Grapes: Teroldego, Nosiola, Manzoni Bianco
Appellations/Cru: Vigneti delle Dolomiti IGT
American Importer: Louis/Dressner
Originally listed: September 2019
Wines to Seek Out
Foradori may be best-known for Teroldego, but overlooking the white wines is like visiting New York City for theater, only to ignore what’s playing off Broadway. The skin-contact Pinot Grigio, the Manzoni Bianco and especially the Nosiola are among the most evocative white wines in Italy. View the recent tasting report from my visit to the estate.
Foradori Fontanasanta Nosiola
This may be the most exotic and compelling white wine I have come across in Italy. The great wines of Fiano, Timorasso, Ribolla Gialla and Trebbiano d’Abruzzo may have the stature and grandeur to outflank this little Nosiola, but tasting this wine is like being visited by a woodland nymph: disbelief at its delicacy is part of the experience.
Foradori Fontanasanta Manzoni Bianco
White whites do not need to be fruit-driven to be appealing, and Foradori’s Manzoni Bianco is a masterclass in savory emphasis. Sassafras, almond and floral aromatics lead the way, while a subtle, pineapple-like tone carries the wine through to the finish. This is a white wine with tannin, and benefits from some aeration before serving.
This light-maceration Teroldego wine is the brainchild of Emilio Foradori, who wanted to make a statement on Trentino’s “now tropical” climate, thanks to climate change. Meant to be consumed young, its sour-fruit profile and scouring acidity may be an acquired taste, but it is undeniably complex, and as a result, compelling. A red wine to serve with a subtle chill.
Foradori “Morei” Teroldego
Foradori’s three single-vineyard Teroldego are vastly different from one another.“Morei” comes from a rocky, alluvial terroir that receives more sunlight than “Sgarzon,” which seems to make it resemble Syrah a little more than Pinot Noir. Its élevage is also in clay vessels. There is a ferocity to this wine’s acidity that demands aeration, so either plan accordingly or cellar for a few years.
Foradori “Sgarzon” Teroldego
As brilliant as “Morei” is, its counterpart is even more impressive. “Sgarzon” comes from a strictly sandy terroir that is cooler, showing Teroldego’s resemblance to Pinot Noir a bit more on the palate, with a suppleness and length on the finish that is amazing. The aromas of black cherry, raspberry, black tea and spearmint also aid in the Pinot impression. Aged in clay.
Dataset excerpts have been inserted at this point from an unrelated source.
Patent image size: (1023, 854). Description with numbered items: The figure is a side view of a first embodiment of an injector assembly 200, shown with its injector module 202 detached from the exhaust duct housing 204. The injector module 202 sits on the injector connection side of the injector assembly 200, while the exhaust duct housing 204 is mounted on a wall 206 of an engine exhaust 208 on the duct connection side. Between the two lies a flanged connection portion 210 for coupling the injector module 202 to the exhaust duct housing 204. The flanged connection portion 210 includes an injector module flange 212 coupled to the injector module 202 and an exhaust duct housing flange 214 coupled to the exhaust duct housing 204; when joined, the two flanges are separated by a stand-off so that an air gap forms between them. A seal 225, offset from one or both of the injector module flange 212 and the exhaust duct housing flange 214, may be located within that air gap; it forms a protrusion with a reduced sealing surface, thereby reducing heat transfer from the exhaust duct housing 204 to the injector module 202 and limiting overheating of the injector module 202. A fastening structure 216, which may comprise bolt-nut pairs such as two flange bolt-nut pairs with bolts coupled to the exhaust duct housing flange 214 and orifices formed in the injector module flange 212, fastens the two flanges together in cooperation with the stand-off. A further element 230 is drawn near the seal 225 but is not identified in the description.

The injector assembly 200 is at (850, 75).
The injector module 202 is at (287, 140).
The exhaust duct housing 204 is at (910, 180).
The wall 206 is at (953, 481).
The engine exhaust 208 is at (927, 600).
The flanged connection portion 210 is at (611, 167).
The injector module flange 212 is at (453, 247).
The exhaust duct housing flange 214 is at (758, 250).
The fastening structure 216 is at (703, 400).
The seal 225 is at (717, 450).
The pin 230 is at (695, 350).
Foradori “Granato” Teroldego
"Granato" is the Foradori wine that first captured the wine world's imagination in the 1990s. Hailing from those ancient, pergola-trained vines on the estate property, “Granato” has evaded the temptation of clay to be aged in large oak casks where it belongs. For me, it is Foradori’s masterpiece: flirtatious with its aromas (raspberry? black tea? peach?), disciplined with its tannins, and supremely refined throughout.